Il s’agit d’un bilan résultant de dix années de recherches. À l’exception du domaine artistique, largement minoritaire dans le champ mondial de la production, il existe paradoxalement très peu de tentatives de décryptage des images comparées à une production, qui est, elle, monumentale. Pour l’heure, le cédérom est orienté vers un public de plus de dix ans, mais le second cédérom de notre série, consacré à la photographie, devrait inclure une version destinée aux enfants. En fait, Décrypter les images est une introduction générale qui servira de base pour travailler sur des thèmes différents. Ainsi, après la photographie, nous nous attacherons à la bande dessinée, au film ou à Internet.

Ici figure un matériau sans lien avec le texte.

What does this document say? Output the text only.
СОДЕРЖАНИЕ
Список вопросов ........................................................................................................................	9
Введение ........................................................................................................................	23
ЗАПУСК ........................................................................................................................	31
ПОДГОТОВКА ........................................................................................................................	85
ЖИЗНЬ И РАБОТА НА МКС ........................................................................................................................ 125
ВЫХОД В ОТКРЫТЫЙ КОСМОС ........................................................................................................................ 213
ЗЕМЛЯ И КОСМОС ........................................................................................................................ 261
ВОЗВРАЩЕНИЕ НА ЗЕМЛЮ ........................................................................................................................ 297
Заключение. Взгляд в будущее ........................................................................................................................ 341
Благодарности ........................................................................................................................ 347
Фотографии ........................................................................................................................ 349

Vous avez écrit de nombreux ouvrages sur le sujet, et vous dirigez la revue L’Image. Pourquoi avez-vous choisi le multimédia pour prolonger votre travail ?
Le grand défaut de l’écrit, c’est que souvent la part de l’illustration est soit trop faible (dans les essais), soit envahissante (dans les albums) ; de plus, la limite des méthodes recourant à un discours est de réduire les images à du langage. L’utilisation de la rhétorique en sémiologie ne peut pas à elle seule expliquer l’ensemble des mécanismes des images. Voilà pourquoi, que ce soit dans les colloques, comme “Peut-on apprendre à voir ?” ou dans la revue, je crois profondément au croisement des disciplines et des approches. On ne peut pas réduire les images à un langage, mais cette illusion vient du fait que le XXe siècle a vu se développer deux phénomènes majeurs qui sont la publicité et la propagande. Messages monosémiques, leur intention est de produire une interprétation immédiate. Or, si vous pensez aux œuvres d’art, nous sommes dans le phénomène inverse. Avec le multimédia, on peut combiner du son, de l’image animée, de l’image fixe et de l’écrit. Un modèle tout à fait intéressant pour notre propos et éloigné aussi du déroulement linéaire d’un film.
Le cédérom est construit en quatre grands chapitres qui sont “compiler”, “créer”, “manipuler” et “décoder”. Pouvez-vous revenir sur ces parties ?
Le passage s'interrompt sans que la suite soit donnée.